Nothing technical about inflation pain
Today’s monthly Consumer Price Index (CPI) data has shown the impact of inflation on everyday Australians is real and it is acute.
The headline inflation rate of 5.2% remains well above the Reserve Bank of Australia’s target band of 2-3%. Soaring prices of electricity, gas, insurance, rent and automotive fuel mean what Australians are feeling is far worse than the headline figure suggests.
Excluding volatile items, CPI also remains well above the headline rate at 5.5% with annual trimmed mean inflation at 5.6%.
Shadow Treasurer Angus Taylor said household budgets are being squeezed at every possible angle under Labor.
“Soaring energy bills, rising grocery prices, sky high mortgages and rents and now escalating fuel prices. How much more can Australians cop?” Mr Taylor said.

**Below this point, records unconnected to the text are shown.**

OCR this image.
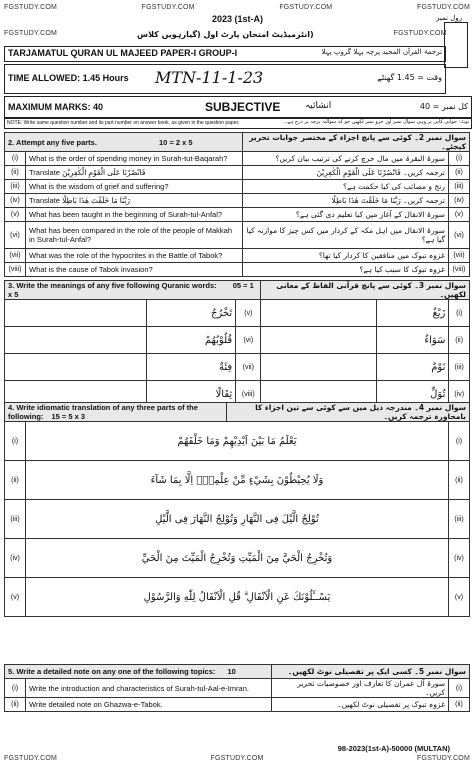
FGSTUDY.COM	FGSTUDY.COM	FGSTUDY.COM	FGSTUDY.COM
2023 (1st-A)	رول نمبر
FGSTUDY.COM	(انٹرمیڈیٹ امتحان پارٹ اول (گیارہویں کلاس	FGSTUDY.COM
TARJAMATUL QURAN UL MAJEED PAPER-I GROUP-I	ترجمۃ القرآن المجید پرچہ پہلا گروپ پہلا
TIME ALLOWED: 1.45 Hours MTN-11-1-23	وقت = 1.45 گھنٹے
MAXIMUM MARKS: 40	SUBJECTIVE	انشائیہ	کل نمبر = 40
NOTE: Write same question number and its part number on answer book, as given in the question paper.	نوٹ: جوابی کاپی پر وہی سوال نمبر اور جزو نمبر لکھیں جو کہ سوالیہ پرچہ پر درج ہے۔
2. Attempt any five parts. 10 = 2 x 5		سوال نمبر 2۔ کوئی سے پانچ اجزاء کے مختصر جوابات تحریر کیجئے۔	
(i)	What is the order of spending money in Surah-tut-Baqarah?	سورۃ البقرۃ میں مال خرچ کرنے کی ترتیب بیان کریں؟	(i)
(ii)	Translate فَانْصُرْنَا عَلَى الْقَوْمِ الْكٰفِرِيْنَ	ترجمہ کریں۔ فَانْصُرْنَا عَلَى الْقَوْمِ الْكٰفِرِيْنَ	(ii)
(iii)	What is the wisdom of grief and suffering?	رنج و مصائب کی کیا حکمت ہے؟	(iii)
(iv)	Translate رَبَّنَا مَا خَلَقْتَ هٰذَا بَاطِلًا	ترجمہ کریں۔ رَبَّنَا مَا خَلَقْتَ هٰذَا بَاطِلًا	(iv)
(v)	What has been taught in the beginning of Surah-tul-Anfal?	سورۃ الانفال کے آغاز میں کیا تعلیم دی گئی ہے؟	(v)
(vi)	What has been compared in the role of the people of Makkah in Surah-tul-Anfal?	سورۃ الانفال میں اہل مکہ کے کردار میں کس چیز کا موازنہ کیا گیا ہے؟	(vi)
(vii)	What was the role of the hypocrites in the Battle of Tabok?	غزوہ تبوک میں منافقین کا کردار کیا تھا؟	(vii)
(viii)	What is the cause of Tabok invasion?	غزوہ تبوک کا سبب کیا ہے؟	(viii)
3. Write the meanings of any five following Quranic words: 05 = 1 x 5			سوال نمبر 3۔ کوئی سے پانچ قرآنی الفاظ کے معانی لکھیں۔		
	تَخْرُجُ	(v)		زَيْغٌ	(i)
	قُلُوْبُهُمْ	(vi)		سَوَاءٌ	(ii)
	فِئَةٌ	(vii)		نَوْمٌ	(iii)
	ثِقَالًا	(viii)		تُوَلِّ	(iv)
4. Write idiomatic translation of any three parts of the following: 15 = 5 x 3		سوال نمبر 4۔ مندرجہ ذیل میں سے کوئی سے تین اجزاء کا بامحاورہ ترجمہ کریں۔	
(i)	يَعْلَمُ مَا بَيْنَ اَيْدِيْهِمْ وَمَا خَلْفَهُمْ		(i)
(ii)	وَلَا يُحِيْطُوْنَ بِشَيْءٍ مِّنْ عِلْمِهٖٓ اِلَّا بِمَا شَآءَ		(ii)
(iii)	تُوْلِجُ الَّيْلَ فِى النَّهَارِ وَتُوْلِجُ النَّهَارَ فِى الَّيْلِ		(iii)
(iv)	وَتُخْرِجُ الْحَيَّ مِنَ الْمَيِّتِ وَتُخْرِجُ الْمَيِّتَ مِنَ الْحَيِّ		(iv)
(v)	يَسْــَٔلُوْنَكَ عَنِ الْاَنْفَالِ ۗ قُلِ الْاَنْفَالُ لِلّٰهِ وَالرَّسُوْلِ		(v)
5. Write a detailed note on any one of the following topics: 10		سوال نمبر 5۔ کسی ایک پر تفصیلی نوٹ لکھیں۔	
(i)	Write the introduction and characteristics of Surah-tul-Aal-e-Imran.	سورۃ آل عمران کا تعارف اور خصوصیات تحریر کریں۔	(i)
(ii)	Write detailed note on Ghazwa-e-Tabok.	غزوہ تبوک پر تفصیلی نوٹ لکھیں۔	(ii)
98-2023(1st-A)-50000 (MULTAN)
FGSTUDY.COM	FGSTUDY.COM	FGSTUDY.COM
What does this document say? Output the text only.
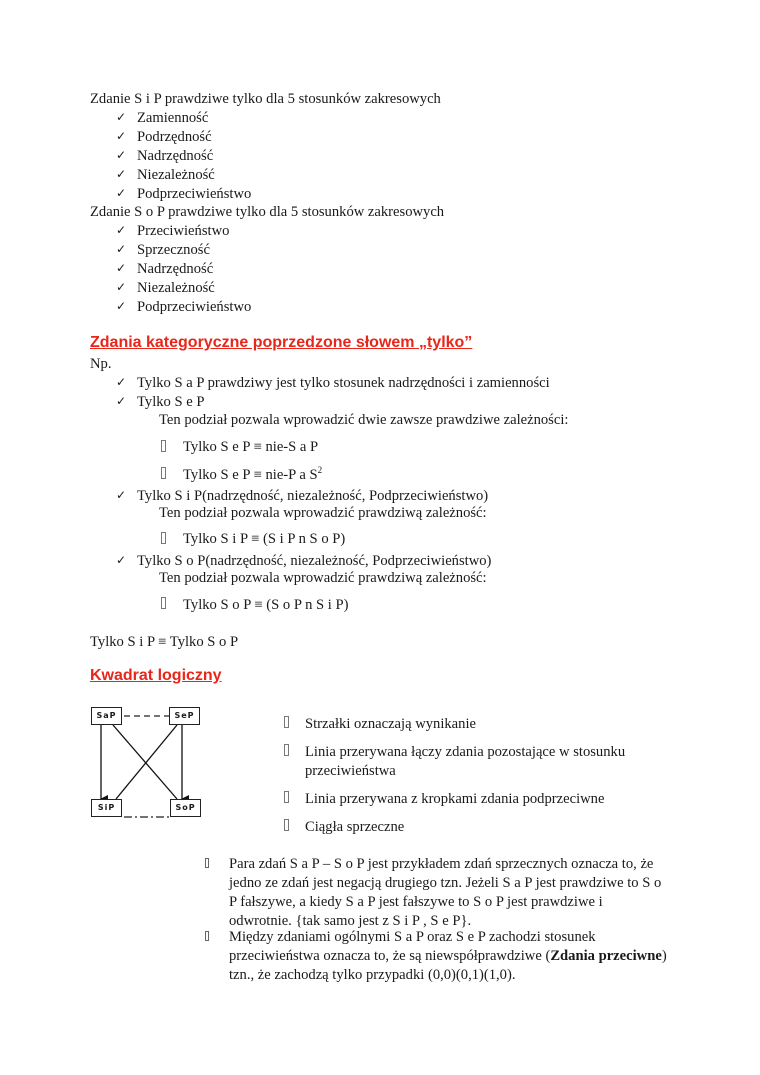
Zdanie S i P prawdziwe tylko dla 5 stosunków zakresowych
✓ Zamienność
✓ Podrzędność
✓ Nadrzędność
✓ Niezależność
✓ Podprzeciwieństwo
Zdanie S o P prawdziwe tylko dla 5 stosunków zakresowych
✓ Przeciwieństwo
✓ Sprzeczność
✓ Nadrzędność
✓ Niezależność
✓ Podprzeciwieństwo
Zdania kategoryczne poprzedzone słowem „tylko”
Np.
✓ Tylko S a P prawdziwy jest tylko stosunek nadrzędności i zamienności
✓ Tylko S e P
Ten podział pozwala wprowadzić dwie zawsze prawdziwe zależności:
Tylko S e P ≡ nie-S a P
Tylko S e P ≡ nie-P a $S^2$
✓ Tylko S i P(nadrzędność, niezależność, Podprzeciwieństwo)
Ten podział pozwala wprowadzić prawdziwą zależność:
Tylko S i P ≡ (S i P n S o P)
✓ Tylko S o P(nadrzędność, niezależność, Podprzeciwieństwo)
Ten podział pozwala wprowadzić prawdziwą zależność:
Tylko S o P ≡ (S o P n S i P)
Tylko S i P ≡ Tylko S o P
Kwadrat logiczny
SaP	SeP
SiP	SoP
Strzałki oznaczają wynikanie
Linia przerywana łączy zdania pozostające w stosunku przeciwieństwa
Linia przerywana z kropkami zdania podprzeciwne
Ciągła sprzeczne
Para zdań S a P – S o P jest przykładem zdań sprzecznych oznacza to, że jedno ze zdań jest negacją drugiego tzn. Jeżeli S a P jest prawdziwe to S o P fałszywe, a kiedy S a P jest fałszywe to S o P jest prawdziwe i odwrotnie. {tak samo jest z S i P , S e P}.
Między zdaniami ogólnymi S a P oraz S e P zachodzi stosunek przeciwieństwa oznacza to, że są niewspółprawdziwe (Zdania przeciwne) tzn., że zachodzą tylko przypadki (0,0)(0,1)(1,0).
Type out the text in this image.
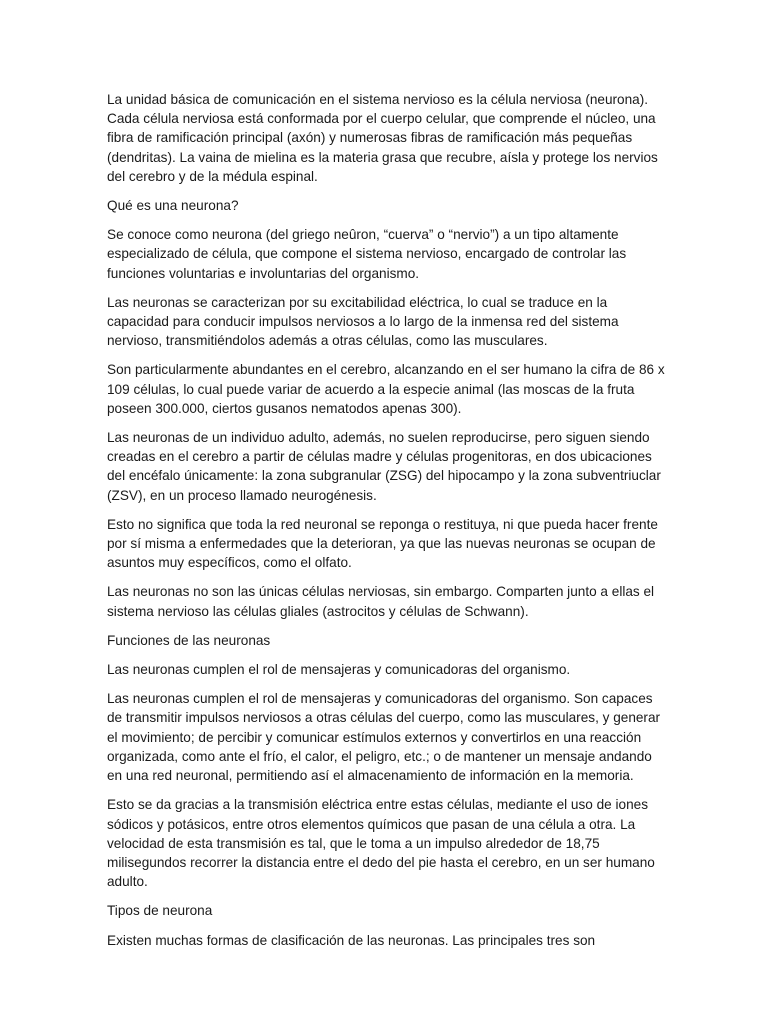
La unidad básica de comunicación en el sistema nervioso es la célula nerviosa (neurona). Cada célula nerviosa está conformada por el cuerpo celular, que comprende el núcleo, una fibra de ramificación principal (axón) y numerosas fibras de ramificación más pequeñas (dendritas). La vaina de mielina es la materia grasa que recubre, aísla y protege los nervios del cerebro y de la médula espinal.

Qué es una neurona?

Se conoce como neurona (del griego neûron, “cuerva” o “nervio”) a un tipo altamente especializado de célula, que compone el sistema nervioso, encargado de controlar las funciones voluntarias e involuntarias del organismo.

Las neuronas se caracterizan por su excitabilidad eléctrica, lo cual se traduce en la capacidad para conducir impulsos nerviosos a lo largo de la inmensa red del sistema nervioso, transmitiéndolos además a otras células, como las musculares.

Son particularmente abundantes en el cerebro, alcanzando en el ser humano la cifra de 86 x 109 células, lo cual puede variar de acuerdo a la especie animal (las moscas de la fruta poseen 300.000, ciertos gusanos nematodos apenas 300).

Las neuronas de un individuo adulto, además, no suelen reproducirse, pero siguen siendo creadas en el cerebro a partir de células madre y células progenitoras, en dos ubicaciones del encéfalo únicamente: la zona subgranular (ZSG) del hipocampo y la zona subventriuclar (ZSV), en un proceso llamado neurogénesis.

Esto no significa que toda la red neuronal se reponga o restituya, ni que pueda hacer frente por sí misma a enfermedades que la deterioran, ya que las nuevas neuronas se ocupan de asuntos muy específicos, como el olfato.

Las neuronas no son las únicas células nerviosas, sin embargo. Comparten junto a ellas el sistema nervioso las células gliales (astrocitos y células de Schwann).

Funciones de las neuronas

Las neuronas cumplen el rol de mensajeras y comunicadoras del organismo.

Las neuronas cumplen el rol de mensajeras y comunicadoras del organismo. Son capaces de transmitir impulsos nerviosos a otras células del cuerpo, como las musculares, y generar el movimiento; de percibir y comunicar estímulos externos y convertirlos en una reacción organizada, como ante el frío, el calor, el peligro, etc.; o de mantener un mensaje andando en una red neuronal, permitiendo así el almacenamiento de información en la memoria.

Esto se da gracias a la transmisión eléctrica entre estas células, mediante el uso de iones sódicos y potásicos, entre otros elementos químicos que pasan de una célula a otra. La velocidad de esta transmisión es tal, que le toma a un impulso alrededor de 18,75 milisegundos recorrer la distancia entre el dedo del pie hasta el cerebro, en un ser humano adulto.

Tipos de neurona

Existen muchas formas de clasificación de las neuronas. Las principales tres son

“Despite promising day after day to bring the cost of living down before the election, Labor has made a bad situation worse.
“The Coalition has been calling on the government for over a year to rein in its spending to take pressure off prices but Deutsche Bank analysis this week has shown Labor governments around the country increasing spending by 2% of GDP.
“Families are paying a hefty price for Labor’s failure to take inflation seriously.
“Energy companies told the Cost of Living Committee there’s been a dramatic increase in the number of Australians struggling to pay their energy bills with more people now accessing hardship programs than during the COVID pandemic.
“Despite the real pain families are feeling, the Treasurer started the week claiming balancing growth with keeping inflation low was a ‘narrow’ and ‘technical’ objective.
“This is a government missing in action on the fight against inflation and is distracted by its Canberra Voice and repaying favours to its biggest donors – the unions.
“Labor must treat inflation as priority one, two and three. Unfortunately that’s not what we’re seeing and it’s hardworking Australians paying the price.”